WHAT ARE YOU PARTICULARLY ENJOYING ABOUT YOUR STUDIES/RESEARCH AT SFU?
I love the collegiality of my Gender, Sexuality and Women's Studies department. I have a close rapport with my supervisor, my professors and my colleagues, including the Masters students. They are very supportive, encouraging and always ready to lend a listening ear.
HAVE YOU BEEN THE RECIPIENT OF ANY MAJOR OR DONOR-FUNDED AWARDS? IF SO, PLEASE TELL US WHICH ONES AND A LITTLE ABOUT HOW THE AWARDS HAVE IMPACTED YOUR STUDIES AND/OR RESEARCH.
Grace Woodsworth MacInnis Graduate Entrance Scholarship. The award has boosted my confidence as a returning scholar and allowed me to continue flourishing in my studies. It also inspired me to write about women and lend my voice to women in marginalized communities.
HOW WOULD YOU DESCRIBE YOUR PROGRAM/POSTDOC POSITION TO SOMEONE STILL SEARCHING FOR A PROGRAM OR POSTDOC POSITION?

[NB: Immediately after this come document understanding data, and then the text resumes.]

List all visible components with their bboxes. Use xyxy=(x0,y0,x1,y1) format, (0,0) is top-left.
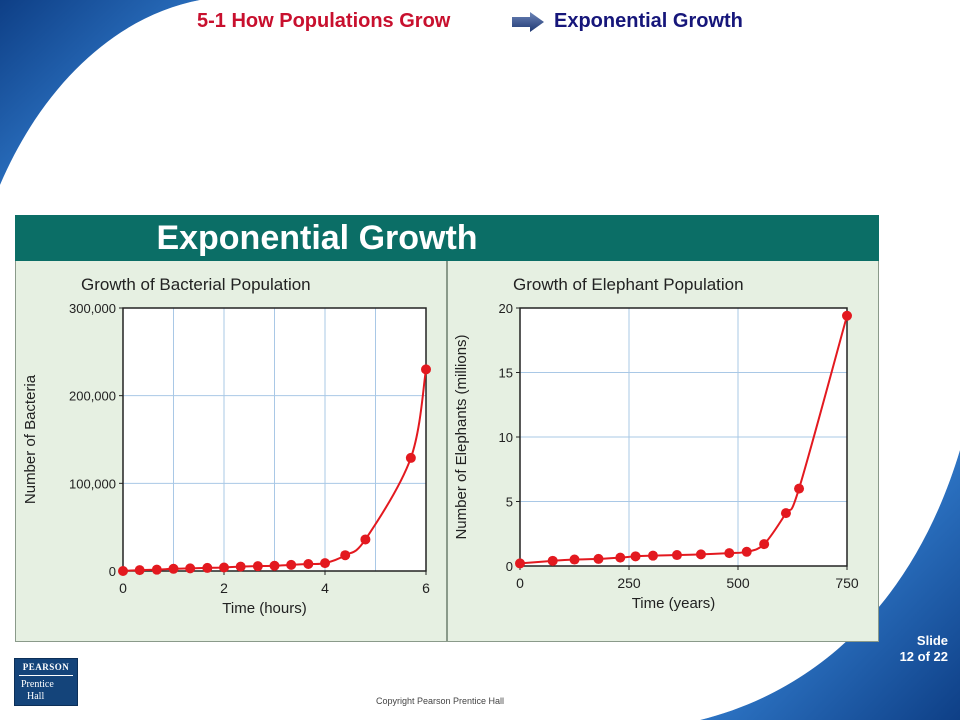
data-point xyxy=(219,562,229,573)
data-point xyxy=(759,539,770,550)
data-point xyxy=(168,563,179,574)
data-point xyxy=(780,508,791,519)
x-tick-label: 250 xyxy=(617,575,641,591)
figure-banner xyxy=(15,215,879,261)
data-point xyxy=(151,564,162,575)
data-point xyxy=(569,554,580,565)
data-point xyxy=(593,553,604,564)
y-tick-label: 0 xyxy=(506,559,513,574)
data-point xyxy=(741,546,752,557)
plot-frame xyxy=(122,307,427,572)
data-point xyxy=(286,559,297,570)
data-point xyxy=(134,565,145,576)
data-point xyxy=(118,566,128,576)
data-point xyxy=(842,310,852,321)
data-point xyxy=(794,483,805,494)
y-axis-label: Number of Bacteria xyxy=(22,374,39,504)
x-axis-label: Time (years) xyxy=(632,595,716,612)
y-tick-label: 20 xyxy=(499,301,513,316)
topic-title: Exponential Growth xyxy=(554,10,743,32)
data-point xyxy=(615,552,626,563)
y-axis-label: Number of Elephants (millions) xyxy=(453,334,470,539)
banner-title: Exponential Growth xyxy=(156,219,478,257)
x-axis-label: Time (hours) xyxy=(222,600,306,617)
data-point xyxy=(630,551,641,562)
y-tick-label: 200,000 xyxy=(69,389,116,404)
x-tick-label: 0 xyxy=(516,575,524,591)
slide-count: 12 of 22 xyxy=(899,649,948,664)
x-tick-label: 500 xyxy=(726,575,750,591)
data-point xyxy=(515,558,525,569)
data-point xyxy=(185,563,196,574)
right-arrow-icon xyxy=(512,12,544,32)
data-point xyxy=(235,561,246,572)
x-tick-label: 0 xyxy=(119,580,127,596)
data-point xyxy=(671,550,682,561)
data-point xyxy=(695,549,706,560)
y-tick-label: 0 xyxy=(109,564,116,579)
pearson-prentice-hall-logo: PEARSON Prentice Hall xyxy=(14,658,78,706)
bacteria-chart: Growth of Bacterial Population 0 2 4 6 0 100,0… xyxy=(22,275,431,617)
top-left-swoosh xyxy=(0,0,200,185)
y-tick-label: 100,000 xyxy=(69,476,116,491)
elephant-chart: Growth of Elephant Population 0 250 500 750 0… xyxy=(453,275,859,612)
bottom-right-swoosh xyxy=(700,450,960,720)
data-point xyxy=(421,364,431,375)
data-point xyxy=(547,555,558,566)
slide-number: Slide 12 of 22 xyxy=(900,633,948,665)
y-tick-label: 10 xyxy=(499,430,513,445)
x-tick-label: 2 xyxy=(220,580,228,596)
data-point xyxy=(647,550,658,561)
y-tick-label: 300,000 xyxy=(69,301,116,316)
data-point xyxy=(269,560,280,571)
panel-divider xyxy=(446,261,448,641)
data-point xyxy=(303,558,314,569)
slide-label: Slide xyxy=(916,633,948,648)
chart-title: Growth of Bacterial Population xyxy=(81,275,311,294)
x-tick-label: 4 xyxy=(321,580,329,596)
data-point xyxy=(724,548,735,559)
y-tick-label: 15 xyxy=(499,366,513,381)
data-point xyxy=(360,534,371,545)
data-point xyxy=(252,561,263,572)
y-tick-label: 5 xyxy=(506,495,513,510)
data-point xyxy=(340,550,351,561)
section-title: 5-1 How Populations Grow xyxy=(197,10,451,32)
data-point xyxy=(320,558,330,569)
x-tick-label: 750 xyxy=(835,575,859,591)
data-point xyxy=(405,452,416,463)
slide-header: 5-1 How Populations Grow Exponential Gro… xyxy=(0,6,960,36)
data-point xyxy=(202,562,213,573)
chart-title: Growth of Elephant Population xyxy=(513,275,744,294)
copyright-text: Copyright Pearson Prentice Hall xyxy=(376,696,505,706)
x-tick-label: 6 xyxy=(422,580,430,596)
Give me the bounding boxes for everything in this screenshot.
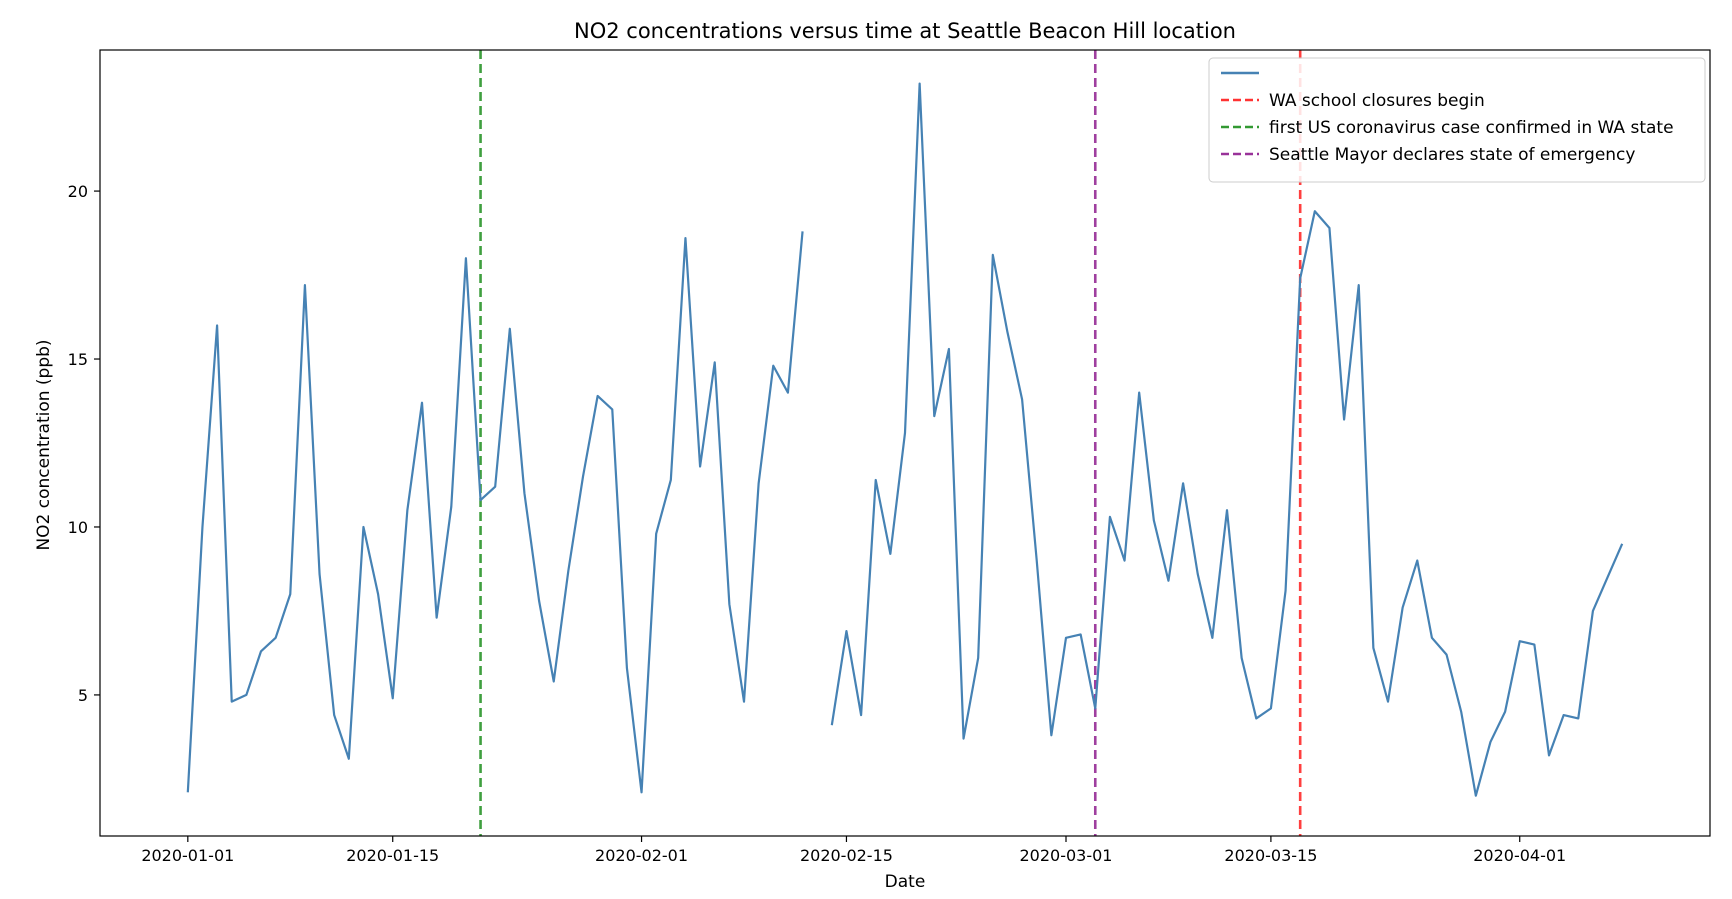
x-axis-ticks: 2020-01-01 2020-01-15 2020-02-01 2020-02-15… — [141, 836, 1566, 865]
series-line-0-segment-0 — [186, 231, 804, 794]
legend-label-2: first US coronavirus case confirmed in W… — [1269, 118, 1674, 138]
data-series — [186, 82, 1624, 797]
x-tick-label-0: 2020-01-01 — [141, 846, 234, 865]
legend-box — [1208, 57, 1706, 183]
x-tick-label-4: 2020-03-01 — [1020, 846, 1113, 865]
x-tick-label-3: 2020-02-15 — [800, 846, 893, 865]
y-tick-label-3: 20 — [68, 182, 88, 201]
y-tick-label-2: 15 — [68, 350, 88, 369]
x-axis-label: Date — [885, 872, 926, 892]
x-tick-label-5: 2020-03-15 — [1224, 846, 1317, 865]
event-lines — [479, 50, 1302, 836]
series-line-0-segment-1 — [830, 82, 1624, 797]
legend-label-3: Seattle Mayor declares state of emergenc… — [1269, 145, 1635, 165]
y-tick-label-1: 10 — [68, 518, 88, 537]
legend: WA school closures begin first US coronav… — [1208, 57, 1706, 183]
plot-frame — [99, 49, 1711, 837]
y-axis-ticks: 5 10 15 20 — [68, 182, 100, 705]
chart-title: NO2 concentrations versus time at Seattl… — [574, 19, 1236, 43]
y-tick-label-0: 5 — [78, 686, 88, 705]
x-tick-label-1: 2020-01-15 — [346, 846, 439, 865]
x-tick-label-2: 2020-02-01 — [595, 846, 688, 865]
legend-label-1: WA school closures begin — [1269, 91, 1485, 111]
x-tick-label-6: 2020-04-01 — [1473, 846, 1566, 865]
y-axis-label: NO2 concentration (ppb) — [34, 339, 54, 550]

Gender, Sexuality and Women's Studies is the perfect course if you are someone who enjoys combining academic studies with research and social action. It is less an armchair theorizing and more a socially-engaged program. It challenges me to question everything that I take for granted--not just in society, but also within myself.